There’s no reason why you shouldn’t find out what’s going wrong with your competitors and fix it on your site. When customers have a problem with a competitor’s site, they’ll come to you because you have a solution.
Just like you should set up Google alerts for your own site, set them up for competitors’ sites. Track all the public feedback, good and bad, about your competitors. This will help you analyze what they are doing so that you can do it better.
When travel company, Sunshine.co.uk ran usability tests on their site, they also thought to run them on their competitors’ sites. This gave them a direct comparison and showed them exactly what their competitors were doing right.
By comparing themselves with travel competitors, Sunshine discovered that people prefer to book with Sunshine because they offer specific key benefits. So, they tested different ways to play up these benefits on their site. These tests, generated from usability tests on other websites, doubled their conversion rate, bringing in an additional 14 million pounds per year!

sunshine.co.uk
Voices.com also analyzed competitors’ websites to determine their strategies. This helped them find opportunities to position themselves against competitors. The A/B tests that came out of this analysis contributed to an increase in conversion rates by 400%!
4. Internal search keywords
If your website has a search bar, it’s likely shoppers are using it to find products quickly. The keywords shoppers use are great sources for A/B test ideation. Is one term appearing all the time? If so, try highlighting that product on the homepage. Moral is, if you’re not tracking the terms consumers enter into your search bar, you should start doing that now.
To track this, you need to have the right tool. Check out Elicit, Celebros, and internal site search from e-commerce platforms like Shopify, Drupal, and Magento.
4 Wheel Parts offers a good example of using search queries for A/B tests. They started using a new tool, Celebros site search, to track search queries across every page on their site, giving them valuable data they never had access to before. After a couple of months, they had enough data to show them trends like which products were searched for most often and from which page.
They found that consumers searched for a particular brand name on one of their product pages. Testing out brand logos and links on that page was the next logical step for them. The result was a 59% increase in revenue from that page.

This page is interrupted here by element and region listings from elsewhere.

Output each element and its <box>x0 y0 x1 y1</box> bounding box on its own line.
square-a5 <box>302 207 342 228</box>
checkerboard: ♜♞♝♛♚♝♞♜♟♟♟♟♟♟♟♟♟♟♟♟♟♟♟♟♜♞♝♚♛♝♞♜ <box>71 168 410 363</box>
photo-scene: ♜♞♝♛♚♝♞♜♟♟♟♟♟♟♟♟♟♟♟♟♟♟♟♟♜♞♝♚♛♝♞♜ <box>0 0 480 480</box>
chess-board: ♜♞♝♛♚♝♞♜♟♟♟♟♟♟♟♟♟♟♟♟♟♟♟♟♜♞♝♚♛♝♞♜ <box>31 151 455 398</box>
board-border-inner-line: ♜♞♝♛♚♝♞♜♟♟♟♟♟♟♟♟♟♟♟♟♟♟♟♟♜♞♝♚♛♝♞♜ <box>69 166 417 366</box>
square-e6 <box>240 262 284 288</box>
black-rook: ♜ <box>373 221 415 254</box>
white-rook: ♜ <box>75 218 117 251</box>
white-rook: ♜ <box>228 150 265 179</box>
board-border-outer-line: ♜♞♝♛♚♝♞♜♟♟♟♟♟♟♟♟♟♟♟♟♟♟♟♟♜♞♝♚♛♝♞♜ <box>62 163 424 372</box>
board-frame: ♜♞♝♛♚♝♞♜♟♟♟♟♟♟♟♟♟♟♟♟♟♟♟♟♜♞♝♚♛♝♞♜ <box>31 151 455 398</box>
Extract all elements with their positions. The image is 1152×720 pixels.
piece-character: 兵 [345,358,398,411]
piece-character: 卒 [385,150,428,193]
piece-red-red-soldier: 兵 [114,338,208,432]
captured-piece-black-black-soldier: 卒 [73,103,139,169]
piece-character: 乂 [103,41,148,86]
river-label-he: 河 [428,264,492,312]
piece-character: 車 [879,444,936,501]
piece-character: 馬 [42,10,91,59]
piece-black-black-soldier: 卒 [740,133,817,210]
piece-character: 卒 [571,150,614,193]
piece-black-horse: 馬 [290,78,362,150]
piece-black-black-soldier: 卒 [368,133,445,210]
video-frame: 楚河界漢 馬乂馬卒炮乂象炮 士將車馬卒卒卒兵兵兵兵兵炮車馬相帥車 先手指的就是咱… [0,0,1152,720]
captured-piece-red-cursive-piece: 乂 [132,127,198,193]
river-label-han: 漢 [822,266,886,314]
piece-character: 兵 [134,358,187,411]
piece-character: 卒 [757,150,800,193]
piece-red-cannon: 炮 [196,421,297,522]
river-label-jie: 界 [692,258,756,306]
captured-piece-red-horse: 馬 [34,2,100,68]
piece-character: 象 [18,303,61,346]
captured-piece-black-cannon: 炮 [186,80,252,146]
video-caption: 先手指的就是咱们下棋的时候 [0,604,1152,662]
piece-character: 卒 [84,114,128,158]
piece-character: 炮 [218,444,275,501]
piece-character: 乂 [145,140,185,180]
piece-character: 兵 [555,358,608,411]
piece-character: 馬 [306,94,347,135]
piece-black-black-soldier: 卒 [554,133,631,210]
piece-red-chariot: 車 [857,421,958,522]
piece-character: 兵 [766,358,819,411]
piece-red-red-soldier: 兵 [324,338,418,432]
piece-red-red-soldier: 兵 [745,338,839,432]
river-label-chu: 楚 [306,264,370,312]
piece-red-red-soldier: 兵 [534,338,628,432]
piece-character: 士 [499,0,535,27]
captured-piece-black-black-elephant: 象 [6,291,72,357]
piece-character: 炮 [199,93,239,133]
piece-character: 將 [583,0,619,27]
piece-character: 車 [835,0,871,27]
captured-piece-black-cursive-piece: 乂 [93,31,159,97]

They also tested different ways products showed up in search results. By emphasizing certain promotions, they were able to increase conversion rates across their site by 4.65%. Read the full case study about 4 Wheel Parts on Marketing Sherpa.
Stock photo website, Bigstock experimented with their search algorithm, comparing the likelihood photo searchers would select a photo with a “fuzzy” or “exact match” would return better results.

bigstock.com
Start (and don’t stop) digging
Hopefully, you’ve already been keeping records of your customer service calls and internal site search queries. If you haven’t, it’s time to start now. Public feedback and competitor data already exists, but it needs to be collected and sorted. The only thing left for you to do is to dig through this data and find insights that will lead to new A/B testing hypotheses.
This isn’t a one-time task though. Creating a continuous process that tracks, gathers, and sorts all this data as it comes in will make it easier for you in the future when you run out of new ideas to test. Add this data to insights you’re pulling from other sources like surveys, brainstorm sessions, usability tests, your site analytics and you have an endless source of A/B testing ideas!
What are some other unconventional sources of inspiration you’ve found that have sparked interesting A/B tests on your site?